Commentary | Viewpoint

Reshape and Refresh Your Product Portfolio for a Streamlined Supply Chain

Tags: Inventory Management, Supply Chain Management, Supply Chain

Neal Walters (pictured) is a partner with A.T. Kearney. Matthew Getz and Mike Piccarreta are consultants with A.T. Kearney.

Organizations embrace periods of strategic portfolio expansion as a lever to improve top- and bottom-line growth. But in the wake of product proliferation, portfolio complexity emerges with unanticipated supply chain consequences that can significantly impact customer service, quality, and cost.

The accumulation of products spanning multiple life-cycle stages may redirect the organization away from its charted course while adding internal and external inefficiencies.

Firms across all industries recognize and attempt to remedy these challenges, but most fail to unlock value using traditional complexity management (CM) programs. Traditional programs are often a subtractive exercise—focused solely on “tail-cutting”—leaving the firm exposed to top-line risk without driving value internally or for the customer. A more comprehensive approach is needed to overcome these challenges.

A comprehensive approach goes beyond tail-cutting to reshape and refresh the product portfolio. It is not a subtractive exercise, but one focused on adding value to the organization and the customer with a streamlined and well-positioned product offering. It brings to bear resources from commercial, R&D, and supply chain organizations to lead a transformational change across the portfolio. The result is a less complex portfolio that frees up resources for growth while improving the bottom line.

Testing the Health of Your Portfolio

In an effort to move beyond the tail-cutting trap, firms must test the health of the portfolio beyond simple metrics, such as gross profit and sales revenue, and use a broad stakeholder lens.

The firm should evaluate the portfolio across multiple dimensions, including:

  • Strategic value
  • True end-to-end profitability (fully burdened net margin, not relying solely on gross profit) and cash flow impact
  • Quality and service

Strategic value. Measuring portfolio health starts with assessing the strategic value of the products in the portfolio. Understanding the value of a brand or product beyond simple financial or service metrics is critical to decision making—it should be the starting point. The portfolio should mirror the strategic objectives of the commercial organization to drive the most value for the customer and the firm.

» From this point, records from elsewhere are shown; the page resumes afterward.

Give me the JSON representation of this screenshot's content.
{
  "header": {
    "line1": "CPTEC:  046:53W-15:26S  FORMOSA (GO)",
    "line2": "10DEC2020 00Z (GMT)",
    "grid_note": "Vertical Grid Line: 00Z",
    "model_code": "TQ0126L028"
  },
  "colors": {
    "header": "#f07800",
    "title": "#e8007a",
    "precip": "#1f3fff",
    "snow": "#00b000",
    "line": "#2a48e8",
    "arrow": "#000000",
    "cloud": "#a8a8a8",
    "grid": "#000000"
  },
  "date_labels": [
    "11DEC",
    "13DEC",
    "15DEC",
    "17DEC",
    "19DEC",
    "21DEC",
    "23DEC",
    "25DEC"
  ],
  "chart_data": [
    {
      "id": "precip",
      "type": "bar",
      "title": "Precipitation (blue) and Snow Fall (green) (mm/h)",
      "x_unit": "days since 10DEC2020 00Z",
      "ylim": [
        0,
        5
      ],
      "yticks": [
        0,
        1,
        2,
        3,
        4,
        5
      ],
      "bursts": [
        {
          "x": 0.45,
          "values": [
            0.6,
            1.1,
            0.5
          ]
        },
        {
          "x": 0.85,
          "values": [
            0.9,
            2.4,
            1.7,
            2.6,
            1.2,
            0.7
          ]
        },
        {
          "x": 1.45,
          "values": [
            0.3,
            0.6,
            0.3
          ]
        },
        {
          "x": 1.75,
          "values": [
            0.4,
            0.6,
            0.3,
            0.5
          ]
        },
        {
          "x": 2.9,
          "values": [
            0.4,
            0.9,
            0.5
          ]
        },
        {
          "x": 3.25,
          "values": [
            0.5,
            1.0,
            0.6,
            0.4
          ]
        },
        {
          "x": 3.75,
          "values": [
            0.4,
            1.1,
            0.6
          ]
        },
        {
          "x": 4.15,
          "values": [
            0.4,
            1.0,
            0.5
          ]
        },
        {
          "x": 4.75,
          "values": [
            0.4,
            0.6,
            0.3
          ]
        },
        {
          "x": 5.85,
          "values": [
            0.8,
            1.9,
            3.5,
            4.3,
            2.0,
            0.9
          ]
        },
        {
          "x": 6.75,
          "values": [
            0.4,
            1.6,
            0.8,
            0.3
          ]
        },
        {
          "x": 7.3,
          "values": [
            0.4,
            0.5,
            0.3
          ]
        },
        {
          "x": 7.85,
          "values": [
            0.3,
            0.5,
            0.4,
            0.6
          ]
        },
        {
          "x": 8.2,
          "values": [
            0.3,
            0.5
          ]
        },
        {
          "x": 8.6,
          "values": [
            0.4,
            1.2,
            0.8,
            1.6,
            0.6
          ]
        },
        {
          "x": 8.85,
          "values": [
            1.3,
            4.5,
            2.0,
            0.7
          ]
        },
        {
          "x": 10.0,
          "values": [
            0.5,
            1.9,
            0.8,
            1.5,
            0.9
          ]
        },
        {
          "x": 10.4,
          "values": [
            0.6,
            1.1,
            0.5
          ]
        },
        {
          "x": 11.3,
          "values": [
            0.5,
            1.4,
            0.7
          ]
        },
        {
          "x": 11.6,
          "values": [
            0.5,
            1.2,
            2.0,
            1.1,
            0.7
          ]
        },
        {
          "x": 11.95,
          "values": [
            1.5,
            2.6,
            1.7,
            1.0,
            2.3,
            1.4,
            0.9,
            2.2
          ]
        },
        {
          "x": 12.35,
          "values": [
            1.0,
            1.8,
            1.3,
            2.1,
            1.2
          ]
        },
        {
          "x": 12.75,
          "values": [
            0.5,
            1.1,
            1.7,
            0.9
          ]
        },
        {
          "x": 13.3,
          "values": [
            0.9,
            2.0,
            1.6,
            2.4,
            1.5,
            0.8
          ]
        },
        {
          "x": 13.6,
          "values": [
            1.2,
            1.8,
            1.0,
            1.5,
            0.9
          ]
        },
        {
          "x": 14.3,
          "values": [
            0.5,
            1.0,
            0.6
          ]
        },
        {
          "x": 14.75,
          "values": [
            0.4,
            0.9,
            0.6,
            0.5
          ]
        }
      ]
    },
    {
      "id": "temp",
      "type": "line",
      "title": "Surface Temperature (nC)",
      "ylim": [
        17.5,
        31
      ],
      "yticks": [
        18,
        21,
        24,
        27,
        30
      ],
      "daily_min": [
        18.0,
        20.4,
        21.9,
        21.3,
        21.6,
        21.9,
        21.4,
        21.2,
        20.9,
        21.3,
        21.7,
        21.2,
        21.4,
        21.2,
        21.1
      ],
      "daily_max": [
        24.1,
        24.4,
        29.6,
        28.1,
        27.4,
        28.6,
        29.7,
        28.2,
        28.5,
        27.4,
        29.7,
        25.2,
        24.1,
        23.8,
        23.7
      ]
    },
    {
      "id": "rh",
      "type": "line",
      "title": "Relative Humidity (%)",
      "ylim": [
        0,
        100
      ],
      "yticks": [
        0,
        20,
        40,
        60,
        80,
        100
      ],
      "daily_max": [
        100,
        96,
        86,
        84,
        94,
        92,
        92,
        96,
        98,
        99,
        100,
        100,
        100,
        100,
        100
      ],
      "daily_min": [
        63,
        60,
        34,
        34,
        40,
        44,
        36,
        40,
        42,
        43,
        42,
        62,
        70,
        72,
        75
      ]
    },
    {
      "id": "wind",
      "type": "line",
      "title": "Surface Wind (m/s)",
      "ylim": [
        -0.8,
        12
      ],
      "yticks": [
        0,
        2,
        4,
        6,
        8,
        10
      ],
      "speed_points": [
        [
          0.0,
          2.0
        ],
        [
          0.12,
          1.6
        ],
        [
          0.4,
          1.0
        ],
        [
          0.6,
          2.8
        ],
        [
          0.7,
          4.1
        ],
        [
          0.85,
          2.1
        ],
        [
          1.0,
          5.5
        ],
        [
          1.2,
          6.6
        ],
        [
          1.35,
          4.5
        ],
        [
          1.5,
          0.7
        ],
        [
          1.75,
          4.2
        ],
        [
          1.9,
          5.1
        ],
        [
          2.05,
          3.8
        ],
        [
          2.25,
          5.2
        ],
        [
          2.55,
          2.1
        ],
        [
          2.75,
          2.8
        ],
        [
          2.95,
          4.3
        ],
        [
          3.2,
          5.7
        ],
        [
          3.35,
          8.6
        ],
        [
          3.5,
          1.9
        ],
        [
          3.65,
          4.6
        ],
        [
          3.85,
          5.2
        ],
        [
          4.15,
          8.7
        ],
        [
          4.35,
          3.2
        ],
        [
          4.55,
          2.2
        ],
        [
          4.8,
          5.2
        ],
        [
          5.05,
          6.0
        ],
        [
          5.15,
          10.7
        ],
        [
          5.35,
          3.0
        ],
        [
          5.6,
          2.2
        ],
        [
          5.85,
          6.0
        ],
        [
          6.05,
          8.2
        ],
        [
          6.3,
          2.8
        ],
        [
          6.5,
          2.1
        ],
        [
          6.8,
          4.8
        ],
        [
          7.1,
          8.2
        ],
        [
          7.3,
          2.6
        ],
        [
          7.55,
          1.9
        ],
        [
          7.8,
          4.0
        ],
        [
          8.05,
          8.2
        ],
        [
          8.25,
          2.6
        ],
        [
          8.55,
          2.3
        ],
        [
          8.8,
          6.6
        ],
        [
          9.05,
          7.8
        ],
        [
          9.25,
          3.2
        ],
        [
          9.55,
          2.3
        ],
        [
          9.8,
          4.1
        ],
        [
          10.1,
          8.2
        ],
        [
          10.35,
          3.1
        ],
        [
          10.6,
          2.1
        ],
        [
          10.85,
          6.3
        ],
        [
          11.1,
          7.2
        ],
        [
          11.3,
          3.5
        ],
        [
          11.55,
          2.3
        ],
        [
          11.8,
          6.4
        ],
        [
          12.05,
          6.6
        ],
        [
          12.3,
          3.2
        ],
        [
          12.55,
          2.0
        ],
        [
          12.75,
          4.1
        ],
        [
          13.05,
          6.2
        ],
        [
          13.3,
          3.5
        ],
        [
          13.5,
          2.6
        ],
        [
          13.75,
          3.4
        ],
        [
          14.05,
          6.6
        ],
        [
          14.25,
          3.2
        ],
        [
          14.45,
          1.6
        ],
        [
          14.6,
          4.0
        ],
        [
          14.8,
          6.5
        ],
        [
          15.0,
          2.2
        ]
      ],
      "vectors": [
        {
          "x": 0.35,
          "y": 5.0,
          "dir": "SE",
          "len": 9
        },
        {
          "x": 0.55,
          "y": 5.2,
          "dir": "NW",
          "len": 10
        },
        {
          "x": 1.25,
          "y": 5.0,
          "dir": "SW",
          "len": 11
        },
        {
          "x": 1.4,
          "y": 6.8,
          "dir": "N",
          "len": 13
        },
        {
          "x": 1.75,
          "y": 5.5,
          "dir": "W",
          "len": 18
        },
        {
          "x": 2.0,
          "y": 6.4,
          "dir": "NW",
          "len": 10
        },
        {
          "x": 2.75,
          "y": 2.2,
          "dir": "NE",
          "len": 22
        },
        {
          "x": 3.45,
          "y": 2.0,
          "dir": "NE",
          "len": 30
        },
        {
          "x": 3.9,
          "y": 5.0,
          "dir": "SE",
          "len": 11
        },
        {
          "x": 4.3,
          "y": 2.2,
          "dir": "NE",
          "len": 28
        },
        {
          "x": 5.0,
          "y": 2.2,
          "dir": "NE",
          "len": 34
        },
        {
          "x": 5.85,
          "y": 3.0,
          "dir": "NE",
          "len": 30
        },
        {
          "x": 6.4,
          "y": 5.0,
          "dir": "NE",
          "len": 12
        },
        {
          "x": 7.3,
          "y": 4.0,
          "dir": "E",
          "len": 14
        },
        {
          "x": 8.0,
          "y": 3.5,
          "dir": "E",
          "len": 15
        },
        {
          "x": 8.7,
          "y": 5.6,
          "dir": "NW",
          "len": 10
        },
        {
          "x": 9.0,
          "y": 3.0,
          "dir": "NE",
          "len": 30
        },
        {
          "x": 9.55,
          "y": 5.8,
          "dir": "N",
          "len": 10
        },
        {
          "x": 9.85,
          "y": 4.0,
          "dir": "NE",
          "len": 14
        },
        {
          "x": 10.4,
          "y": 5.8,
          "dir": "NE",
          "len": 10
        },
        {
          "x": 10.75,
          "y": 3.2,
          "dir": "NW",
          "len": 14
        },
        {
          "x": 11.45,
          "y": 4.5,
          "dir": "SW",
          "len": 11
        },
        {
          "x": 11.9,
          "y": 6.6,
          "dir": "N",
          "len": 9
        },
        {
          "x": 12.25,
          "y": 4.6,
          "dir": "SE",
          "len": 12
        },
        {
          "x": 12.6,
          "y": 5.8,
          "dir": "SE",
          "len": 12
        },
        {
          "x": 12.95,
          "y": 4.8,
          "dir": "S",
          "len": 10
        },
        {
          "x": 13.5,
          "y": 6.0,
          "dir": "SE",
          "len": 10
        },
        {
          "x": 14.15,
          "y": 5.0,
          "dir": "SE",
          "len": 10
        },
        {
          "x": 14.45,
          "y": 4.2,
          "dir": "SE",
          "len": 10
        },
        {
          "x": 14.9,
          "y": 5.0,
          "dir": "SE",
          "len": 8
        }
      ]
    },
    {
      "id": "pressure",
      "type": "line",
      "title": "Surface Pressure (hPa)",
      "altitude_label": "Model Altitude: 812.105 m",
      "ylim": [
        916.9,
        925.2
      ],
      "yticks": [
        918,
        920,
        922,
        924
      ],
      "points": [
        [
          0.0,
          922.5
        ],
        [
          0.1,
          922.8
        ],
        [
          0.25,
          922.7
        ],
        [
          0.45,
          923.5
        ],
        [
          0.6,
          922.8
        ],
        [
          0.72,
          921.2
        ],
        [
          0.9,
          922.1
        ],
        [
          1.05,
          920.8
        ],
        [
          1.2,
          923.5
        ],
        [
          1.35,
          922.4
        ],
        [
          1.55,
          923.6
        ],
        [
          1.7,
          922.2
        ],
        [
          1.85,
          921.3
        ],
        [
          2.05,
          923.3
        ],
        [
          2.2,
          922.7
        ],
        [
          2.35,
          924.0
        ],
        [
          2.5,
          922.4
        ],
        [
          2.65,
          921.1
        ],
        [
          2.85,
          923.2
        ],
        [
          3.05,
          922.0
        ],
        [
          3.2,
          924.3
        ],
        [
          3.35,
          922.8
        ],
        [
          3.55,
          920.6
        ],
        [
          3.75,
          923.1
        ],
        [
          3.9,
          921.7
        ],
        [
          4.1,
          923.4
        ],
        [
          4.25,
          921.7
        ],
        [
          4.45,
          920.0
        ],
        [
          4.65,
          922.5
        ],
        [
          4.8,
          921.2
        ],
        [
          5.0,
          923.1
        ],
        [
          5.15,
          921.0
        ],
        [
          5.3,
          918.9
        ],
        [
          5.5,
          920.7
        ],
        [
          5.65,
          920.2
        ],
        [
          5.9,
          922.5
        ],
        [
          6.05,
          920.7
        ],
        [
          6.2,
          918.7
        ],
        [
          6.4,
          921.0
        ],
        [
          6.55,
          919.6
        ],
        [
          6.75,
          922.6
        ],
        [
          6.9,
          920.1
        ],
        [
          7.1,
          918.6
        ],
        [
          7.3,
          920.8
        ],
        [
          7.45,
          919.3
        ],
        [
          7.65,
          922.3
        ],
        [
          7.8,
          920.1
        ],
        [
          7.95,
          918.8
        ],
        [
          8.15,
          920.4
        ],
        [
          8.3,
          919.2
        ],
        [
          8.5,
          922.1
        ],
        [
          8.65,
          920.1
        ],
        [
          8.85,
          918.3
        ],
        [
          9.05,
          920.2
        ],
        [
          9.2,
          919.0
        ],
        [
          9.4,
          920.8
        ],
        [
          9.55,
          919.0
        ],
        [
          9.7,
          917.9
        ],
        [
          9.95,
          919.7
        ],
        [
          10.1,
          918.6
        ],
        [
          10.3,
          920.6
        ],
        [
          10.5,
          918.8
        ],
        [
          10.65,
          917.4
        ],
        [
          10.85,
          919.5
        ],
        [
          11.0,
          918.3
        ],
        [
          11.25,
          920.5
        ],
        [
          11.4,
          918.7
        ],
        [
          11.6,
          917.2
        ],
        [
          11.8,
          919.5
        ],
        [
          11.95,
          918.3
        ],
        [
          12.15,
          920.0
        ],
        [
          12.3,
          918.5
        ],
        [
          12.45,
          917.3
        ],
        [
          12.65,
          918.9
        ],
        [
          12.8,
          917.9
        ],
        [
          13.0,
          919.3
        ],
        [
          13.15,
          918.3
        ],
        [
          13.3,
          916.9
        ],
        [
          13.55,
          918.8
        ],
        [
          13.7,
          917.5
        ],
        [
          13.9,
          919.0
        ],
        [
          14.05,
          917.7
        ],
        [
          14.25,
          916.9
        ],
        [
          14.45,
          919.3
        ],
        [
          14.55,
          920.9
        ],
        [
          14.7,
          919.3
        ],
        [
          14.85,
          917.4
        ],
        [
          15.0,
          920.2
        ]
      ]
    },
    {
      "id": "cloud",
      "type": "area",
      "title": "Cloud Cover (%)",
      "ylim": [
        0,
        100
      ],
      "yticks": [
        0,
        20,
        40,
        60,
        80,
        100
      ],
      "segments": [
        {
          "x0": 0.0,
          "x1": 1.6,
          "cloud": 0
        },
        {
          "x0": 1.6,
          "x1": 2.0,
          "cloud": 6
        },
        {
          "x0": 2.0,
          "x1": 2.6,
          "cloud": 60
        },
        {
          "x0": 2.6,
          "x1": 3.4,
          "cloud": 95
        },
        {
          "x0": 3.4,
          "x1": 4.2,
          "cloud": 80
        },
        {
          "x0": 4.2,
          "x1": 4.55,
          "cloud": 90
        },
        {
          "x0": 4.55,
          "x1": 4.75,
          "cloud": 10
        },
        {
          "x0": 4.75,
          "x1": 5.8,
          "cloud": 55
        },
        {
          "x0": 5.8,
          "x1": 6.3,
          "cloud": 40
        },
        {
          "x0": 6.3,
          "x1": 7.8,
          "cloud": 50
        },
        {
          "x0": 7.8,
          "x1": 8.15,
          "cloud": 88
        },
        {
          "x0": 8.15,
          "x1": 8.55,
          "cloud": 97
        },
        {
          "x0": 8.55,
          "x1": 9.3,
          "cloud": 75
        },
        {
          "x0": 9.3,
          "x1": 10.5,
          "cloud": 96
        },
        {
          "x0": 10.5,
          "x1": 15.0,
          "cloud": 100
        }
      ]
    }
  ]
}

True end-to-end profitability. Financial health is a key consideration for driving portfolio decisions; however, most firms do not measure true product profitability. Financial performance is often measured using readily available information, such as gross profit (GP). While this presents a starting point, GP does not provide a complete measure of product profitability because it often underrepresents the costs to manufacture low-volume codes and it excludes firm operating expenses (for example, selling expense and distribution).

Net margin provides a more accurate representation of true financial health. It includes all the costs typically included in cost of goods sold plus below-the-line operating expenses. Depending on the industry, operating expenses such as selling, marketing, distribution, and R&D may represent a majority of the total cost structure.

Quality and service. A third—and often ignored—measure of product health is the quality and service reliability of the offering. Quality and customer service issues are not random; they tend to consistently be concentrated in portions of the portfolio. A product or product category should be deemphasized in the portfolio if it cannot be delivered with consistent quality or supply reliability. Such products detract from the external image of the firm and cause significant internal costs. Including this in the assessment of portfolio health provides a more comprehensive picture of how to reshape the portfolio.

Driving Meaningful Change through Complexity Management

A successful approach for implementing a CM program moves beyond tail-cutting. Tail-cutting often leads to sub-optimal decision making and can put significant top-line revenue at risk. A more holistic approach should include a proper assessment of the health of the portfolio across multiple dimensions and stakeholder groups. When using this approach, a successful CM program can reduce portfolio complexity, drive significant financial benefits for the organization, and facilitate a winning portfolio strategy with customers.